Nicht nur touristisches Highlight in Aachen
Aachener Rathaus von außen
Erbaut als Zeichen der bürgerlichen Freiheit auf den Grundmauern eines karolingischen Palastes im 14. Jahrhundert hat das Aachener Rathaus einen festen Platz als Ort der Königskrönungen in der frühen deutschen Geschichte.

Mit dem Bau hatte die Aachener Bürgerschaft unter der Leitung des amtierenden Bürgermeisters Gerhard Chorus 1330 begonnen, wobei der Granusturm aus der Zeit Karls des Großen übernommen wurde, die Fertigstellung gelang 1949. Da das Königshaus jedoch, Zugeständnisse einforderte, mussten sich die Bürger dazu verpflichten, einen Saal für das festliche Krönungsmahl einzurichten.
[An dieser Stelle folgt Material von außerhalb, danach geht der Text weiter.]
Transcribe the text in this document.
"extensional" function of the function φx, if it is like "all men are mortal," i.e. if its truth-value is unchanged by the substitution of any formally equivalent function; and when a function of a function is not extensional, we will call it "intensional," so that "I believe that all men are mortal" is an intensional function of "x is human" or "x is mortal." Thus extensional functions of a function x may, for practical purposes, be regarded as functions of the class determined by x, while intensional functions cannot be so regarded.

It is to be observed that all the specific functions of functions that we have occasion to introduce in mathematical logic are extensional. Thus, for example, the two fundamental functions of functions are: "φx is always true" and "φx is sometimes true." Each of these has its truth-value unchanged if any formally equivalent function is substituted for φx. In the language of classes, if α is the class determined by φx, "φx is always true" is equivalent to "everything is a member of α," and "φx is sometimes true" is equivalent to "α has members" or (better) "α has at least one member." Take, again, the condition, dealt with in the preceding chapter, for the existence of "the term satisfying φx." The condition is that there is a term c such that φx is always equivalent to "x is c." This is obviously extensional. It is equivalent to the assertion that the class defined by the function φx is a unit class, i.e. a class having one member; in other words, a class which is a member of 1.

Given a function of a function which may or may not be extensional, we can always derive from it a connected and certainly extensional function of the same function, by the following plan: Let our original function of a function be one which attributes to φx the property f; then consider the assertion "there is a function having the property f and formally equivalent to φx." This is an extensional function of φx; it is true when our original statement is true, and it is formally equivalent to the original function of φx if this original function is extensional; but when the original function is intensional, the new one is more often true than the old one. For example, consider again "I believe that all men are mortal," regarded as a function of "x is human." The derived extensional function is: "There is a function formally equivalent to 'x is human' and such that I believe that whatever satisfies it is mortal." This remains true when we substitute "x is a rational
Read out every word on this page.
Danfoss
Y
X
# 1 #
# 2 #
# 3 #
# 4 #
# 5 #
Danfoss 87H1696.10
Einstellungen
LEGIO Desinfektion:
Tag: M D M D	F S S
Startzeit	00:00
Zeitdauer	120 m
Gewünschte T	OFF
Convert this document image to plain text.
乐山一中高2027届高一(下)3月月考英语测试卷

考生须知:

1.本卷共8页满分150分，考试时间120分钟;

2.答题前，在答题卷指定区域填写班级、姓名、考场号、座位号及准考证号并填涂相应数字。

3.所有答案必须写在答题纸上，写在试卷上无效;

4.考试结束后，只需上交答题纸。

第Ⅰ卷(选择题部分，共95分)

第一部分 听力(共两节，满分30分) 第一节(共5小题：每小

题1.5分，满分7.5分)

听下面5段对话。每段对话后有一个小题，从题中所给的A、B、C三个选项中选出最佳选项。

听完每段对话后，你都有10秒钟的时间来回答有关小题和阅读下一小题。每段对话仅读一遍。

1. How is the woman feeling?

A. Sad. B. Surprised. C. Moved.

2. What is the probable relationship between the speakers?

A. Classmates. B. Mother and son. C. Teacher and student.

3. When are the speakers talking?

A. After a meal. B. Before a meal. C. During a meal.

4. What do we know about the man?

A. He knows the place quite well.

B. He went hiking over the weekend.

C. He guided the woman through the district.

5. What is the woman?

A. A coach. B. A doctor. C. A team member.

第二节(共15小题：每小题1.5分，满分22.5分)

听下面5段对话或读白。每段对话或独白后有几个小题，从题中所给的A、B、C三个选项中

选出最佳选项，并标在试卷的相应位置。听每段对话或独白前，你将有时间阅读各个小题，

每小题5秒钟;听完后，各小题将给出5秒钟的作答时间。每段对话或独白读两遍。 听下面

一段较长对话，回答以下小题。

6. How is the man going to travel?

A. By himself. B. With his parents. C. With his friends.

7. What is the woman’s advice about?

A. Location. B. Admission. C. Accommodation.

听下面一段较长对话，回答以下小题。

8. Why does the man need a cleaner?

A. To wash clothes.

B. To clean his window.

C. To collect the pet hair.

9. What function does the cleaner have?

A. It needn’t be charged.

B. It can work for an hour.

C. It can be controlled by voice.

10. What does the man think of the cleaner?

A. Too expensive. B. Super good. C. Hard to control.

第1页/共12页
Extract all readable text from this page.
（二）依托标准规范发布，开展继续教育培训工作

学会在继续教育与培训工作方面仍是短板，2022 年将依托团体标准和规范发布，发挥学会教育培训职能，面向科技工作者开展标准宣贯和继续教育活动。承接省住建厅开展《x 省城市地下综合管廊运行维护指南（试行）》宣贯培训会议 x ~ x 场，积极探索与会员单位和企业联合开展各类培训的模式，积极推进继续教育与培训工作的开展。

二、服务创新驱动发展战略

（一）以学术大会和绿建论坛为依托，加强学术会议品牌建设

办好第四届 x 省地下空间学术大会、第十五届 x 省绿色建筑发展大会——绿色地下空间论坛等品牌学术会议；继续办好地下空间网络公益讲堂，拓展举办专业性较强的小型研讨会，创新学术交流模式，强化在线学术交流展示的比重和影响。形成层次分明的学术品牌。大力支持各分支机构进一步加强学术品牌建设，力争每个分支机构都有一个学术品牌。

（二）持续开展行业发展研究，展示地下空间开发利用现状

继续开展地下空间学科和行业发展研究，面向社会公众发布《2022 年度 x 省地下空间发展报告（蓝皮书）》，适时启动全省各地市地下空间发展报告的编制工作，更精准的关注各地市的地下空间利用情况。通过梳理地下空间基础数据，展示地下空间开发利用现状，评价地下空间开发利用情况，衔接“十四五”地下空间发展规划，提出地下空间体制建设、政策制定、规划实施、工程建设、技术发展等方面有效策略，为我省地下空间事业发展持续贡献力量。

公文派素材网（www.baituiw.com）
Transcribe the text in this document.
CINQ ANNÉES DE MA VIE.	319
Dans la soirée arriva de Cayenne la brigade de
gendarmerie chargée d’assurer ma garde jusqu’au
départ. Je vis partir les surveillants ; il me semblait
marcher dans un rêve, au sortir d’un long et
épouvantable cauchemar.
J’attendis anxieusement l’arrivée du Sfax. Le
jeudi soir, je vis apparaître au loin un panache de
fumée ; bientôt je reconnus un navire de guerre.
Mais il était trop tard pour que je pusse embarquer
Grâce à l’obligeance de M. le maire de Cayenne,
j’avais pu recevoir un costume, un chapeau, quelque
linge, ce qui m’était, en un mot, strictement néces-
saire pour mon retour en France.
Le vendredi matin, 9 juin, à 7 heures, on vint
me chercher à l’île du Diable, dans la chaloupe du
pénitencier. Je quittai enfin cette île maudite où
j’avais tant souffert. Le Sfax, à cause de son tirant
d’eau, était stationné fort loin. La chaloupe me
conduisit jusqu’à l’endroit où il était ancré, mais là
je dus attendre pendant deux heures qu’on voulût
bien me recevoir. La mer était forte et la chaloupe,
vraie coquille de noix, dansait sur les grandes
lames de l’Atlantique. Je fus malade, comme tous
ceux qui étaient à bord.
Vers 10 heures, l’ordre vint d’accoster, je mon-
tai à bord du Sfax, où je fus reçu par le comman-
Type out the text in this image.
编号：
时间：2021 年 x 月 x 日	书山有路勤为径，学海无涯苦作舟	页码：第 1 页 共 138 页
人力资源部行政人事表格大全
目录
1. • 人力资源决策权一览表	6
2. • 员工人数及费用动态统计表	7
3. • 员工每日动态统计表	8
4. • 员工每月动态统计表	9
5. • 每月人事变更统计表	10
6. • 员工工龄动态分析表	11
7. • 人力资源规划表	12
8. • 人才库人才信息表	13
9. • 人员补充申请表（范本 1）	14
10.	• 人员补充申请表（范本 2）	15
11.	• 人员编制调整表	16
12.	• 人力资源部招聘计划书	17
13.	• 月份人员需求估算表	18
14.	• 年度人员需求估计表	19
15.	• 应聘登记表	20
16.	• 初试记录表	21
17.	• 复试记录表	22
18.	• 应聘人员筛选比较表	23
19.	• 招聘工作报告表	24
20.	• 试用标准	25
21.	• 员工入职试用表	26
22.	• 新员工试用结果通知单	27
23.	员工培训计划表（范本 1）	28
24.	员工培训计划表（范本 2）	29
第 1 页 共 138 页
Dem großen Stadtbrand von 1656 fielen ein Teil der Dächer und Türme zum Opfer. Diese wurden 1748, im Zuge der Vorbereitungen zum Aachener Frieden, im barocken Stil wieder aufgebaut, wobei auch das Innere des Baus den jeweiligen Zeitgeschmack übernahm. Im 18. Jahrhundert folgte der Umbau vom gotischen Bürgerhaus zum barocken Stadtschloss, davon zeugt heute noch der Stil des Sitzungssaales und des Weißen Saales.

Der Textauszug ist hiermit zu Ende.